Genotype/phenotype information was not available on all patients, but there are some MPS diagnoses worthy of comment to demonstrate that this method can identify MPS patients with attenuated phenotypes, that may be missed by the traditional GAG screening test. An adolescent with the attenuated (Scheie) MPS I phenotype returned a sulfated disaccharide (UA-HNAc [1S]) concentration of 1.04 mmol/mol creatinine, clearly above the upper end of the reference range of 0.04. In contrast, the disaccharide concentration was 2.15 mmol/mol creatinine in an infant with the classical Hurler phenotype and W402X genotype. For MPS II, an attenuated adult MPS II patient returned a concentration of 0.14 compared with 0.34 mmol/mol creatinine for a child with a rapidly progressing form of MPS II and neurological manifestations. Two teenage MPS IVA siblings, notable for normal concentrations of total urinary GAG, despite reduced enzyme activity and genetically confirmed IVA, were clearly identified with signature oligosaccharide concentrations of 0.28 and 0.24 mmol/mol creatinine, respectively (upper reference interval of 0.12). Although these preliminary findings are encouraging, further studies will be required to confirm a correlation between signature oligosaccharides and phenotype.
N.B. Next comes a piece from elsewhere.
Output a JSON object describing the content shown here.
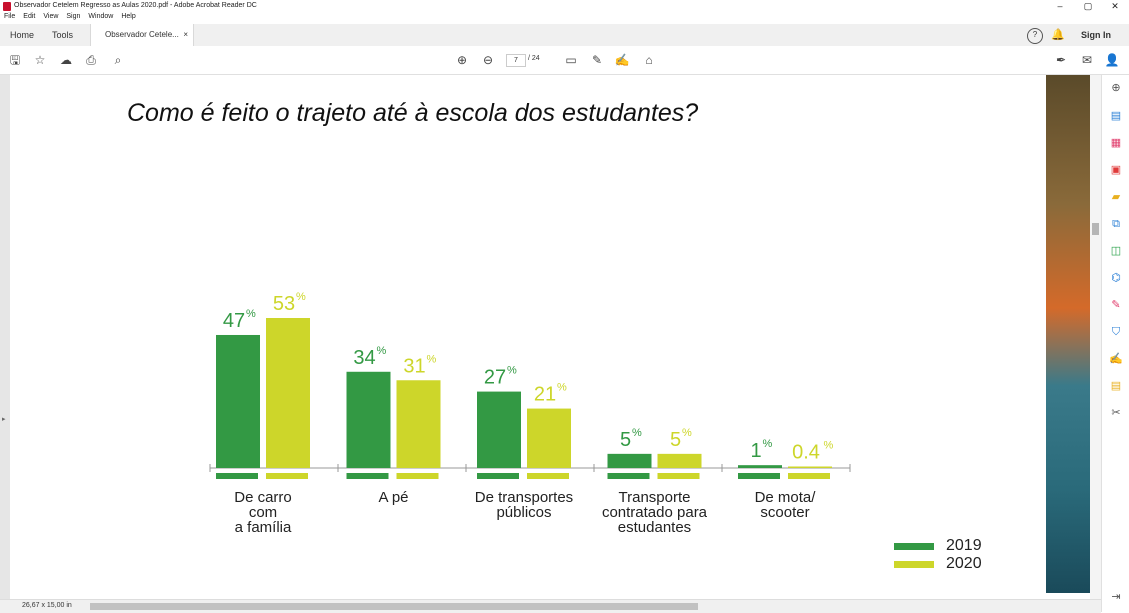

Figure 1 shows a precipitous drop in signature oligosaccharides for MPS I and VI patients following enzyme replacement therapy, consistent with previous work that demonstrated their utility as biomarkers to chart response to therapy.10 Ongoing work is directed toward confirming that the urine oligosaccharide results correlate with the patient’s clinical course.11,14

This is the first, simple urine assay that is diagnostic for 10 MPS subtypes, affording not only the diagnosis of MPS but also the subtype in the same test. Importantly, diagnosis of positive cases is confirmed by the assay of only one specific enzyme, significantly reducing the cost of testing (a single enzyme instead of three or four) and time to diagnosis. Given that access to treatment relies on accurate diagnosis and that best outcomes are seen with earlier initiation of appropriate therapies, this new test has the potential to significantly aid clinical practice for MPS. With its high precision, this assay also shows promise for biochemically monitoring efficacy of current and new therapies for MPS patients.